There was though, a smidgin of altruism in Smith’s worldview on Pay Your Rates. He refers throughout to being sent to Debtor’s retreat estates which reflects his loathing of both the idea and execution of council estates. The extract from the interview below, conducted in the mid-1980s highlights this further. As far as he was concerned, to be evicted from your home and to wind up on an estate was a fate worse than death and he had nothing but contempt for the way the estates had been implemented. Reading it, his thinking appears confused because it seems to suggest that the tenants who moved from the slums into the estates were suckered in by mod-cons like refrigerators and central-heating (I mean who wants them, right?) but he laments the loss of privacy, the concentration of crime and the conformity of the flats all looking the same, with people unable to impose their own personality on them. This isn’t capitalist thinking, but utopian, even vaguely hippyish.
In a sense, releasing a song which advocates following the law, especially in an art-form which lionises outlaw behaviour, is a pretty balls-out move. Tie it in to the dismissal which Smith had for a fundamentally socialist policy, and you have a style of song which isn’t immediately associated with The Fall’s oeuvre: an aspirational, motivational song. Had Tory H.Q. been listening closer, I wonder if they would have dared make overtures to entice Smith to form Blue Wedge. What chaos it could have been…
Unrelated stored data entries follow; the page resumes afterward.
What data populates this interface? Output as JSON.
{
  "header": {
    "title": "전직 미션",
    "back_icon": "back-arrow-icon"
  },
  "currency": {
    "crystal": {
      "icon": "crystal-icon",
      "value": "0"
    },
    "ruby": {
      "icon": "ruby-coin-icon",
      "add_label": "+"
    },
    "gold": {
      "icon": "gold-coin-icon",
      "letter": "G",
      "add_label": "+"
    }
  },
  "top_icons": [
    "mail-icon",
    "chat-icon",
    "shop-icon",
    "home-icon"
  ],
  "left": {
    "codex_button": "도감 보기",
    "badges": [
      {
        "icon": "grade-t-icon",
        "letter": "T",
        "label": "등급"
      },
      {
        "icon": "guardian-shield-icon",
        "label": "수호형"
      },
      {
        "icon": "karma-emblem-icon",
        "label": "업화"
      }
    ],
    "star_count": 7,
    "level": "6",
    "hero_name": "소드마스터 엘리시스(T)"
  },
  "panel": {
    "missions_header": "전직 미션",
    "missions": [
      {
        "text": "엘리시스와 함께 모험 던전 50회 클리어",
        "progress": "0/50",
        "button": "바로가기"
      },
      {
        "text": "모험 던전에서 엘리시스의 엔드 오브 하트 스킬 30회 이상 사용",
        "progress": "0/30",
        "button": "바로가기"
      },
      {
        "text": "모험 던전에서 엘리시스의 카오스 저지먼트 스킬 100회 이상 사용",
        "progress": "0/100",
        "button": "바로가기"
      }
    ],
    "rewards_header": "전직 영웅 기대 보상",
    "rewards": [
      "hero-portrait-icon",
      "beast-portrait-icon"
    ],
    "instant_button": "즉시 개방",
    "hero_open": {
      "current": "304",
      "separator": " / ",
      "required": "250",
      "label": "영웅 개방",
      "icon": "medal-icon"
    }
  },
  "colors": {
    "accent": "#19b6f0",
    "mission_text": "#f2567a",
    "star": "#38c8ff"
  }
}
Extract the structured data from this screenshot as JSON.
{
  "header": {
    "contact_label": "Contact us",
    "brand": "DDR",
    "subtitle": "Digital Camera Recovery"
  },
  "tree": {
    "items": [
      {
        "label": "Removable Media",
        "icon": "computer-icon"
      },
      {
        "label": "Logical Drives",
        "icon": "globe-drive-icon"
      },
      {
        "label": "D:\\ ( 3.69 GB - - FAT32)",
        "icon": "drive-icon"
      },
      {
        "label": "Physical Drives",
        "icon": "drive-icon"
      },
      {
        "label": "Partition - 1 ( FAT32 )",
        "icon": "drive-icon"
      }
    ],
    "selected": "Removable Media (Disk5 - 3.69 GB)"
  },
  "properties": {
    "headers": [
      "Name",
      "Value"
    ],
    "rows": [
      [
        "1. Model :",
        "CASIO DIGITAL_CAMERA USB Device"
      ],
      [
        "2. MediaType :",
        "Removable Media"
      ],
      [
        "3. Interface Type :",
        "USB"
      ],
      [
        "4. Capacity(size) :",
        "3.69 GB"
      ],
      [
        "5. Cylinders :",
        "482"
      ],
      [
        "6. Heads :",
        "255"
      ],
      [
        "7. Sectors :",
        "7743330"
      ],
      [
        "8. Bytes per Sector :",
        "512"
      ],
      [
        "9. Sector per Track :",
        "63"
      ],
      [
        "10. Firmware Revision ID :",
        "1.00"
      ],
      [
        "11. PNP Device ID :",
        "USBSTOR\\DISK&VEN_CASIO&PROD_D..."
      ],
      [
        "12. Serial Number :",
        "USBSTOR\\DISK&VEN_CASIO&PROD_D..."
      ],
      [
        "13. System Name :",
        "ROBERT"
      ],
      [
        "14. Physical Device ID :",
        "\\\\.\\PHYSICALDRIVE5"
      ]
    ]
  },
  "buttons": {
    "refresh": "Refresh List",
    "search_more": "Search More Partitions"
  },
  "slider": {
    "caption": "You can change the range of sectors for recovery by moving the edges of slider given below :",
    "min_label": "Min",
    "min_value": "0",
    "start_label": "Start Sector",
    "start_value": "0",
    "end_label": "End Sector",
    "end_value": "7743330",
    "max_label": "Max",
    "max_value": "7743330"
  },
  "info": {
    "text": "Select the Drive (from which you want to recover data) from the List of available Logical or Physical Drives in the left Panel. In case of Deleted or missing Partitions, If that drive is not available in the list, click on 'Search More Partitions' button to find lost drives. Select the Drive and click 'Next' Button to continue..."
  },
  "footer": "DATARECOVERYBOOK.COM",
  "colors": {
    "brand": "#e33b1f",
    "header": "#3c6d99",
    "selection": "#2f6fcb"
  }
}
Given the theme of the song, I did check to see whether John Peel gave it a cheeky airing in his first show after the Poll Tax riots of 31 March 1990, but he didn’t. Though he did play it a week after the 1997 General Election.
Mark E.Smith on council estates. Taken from The Annotated Fall
*I use “political” here to mean songs about the actions of government rather than in its wider, social terms.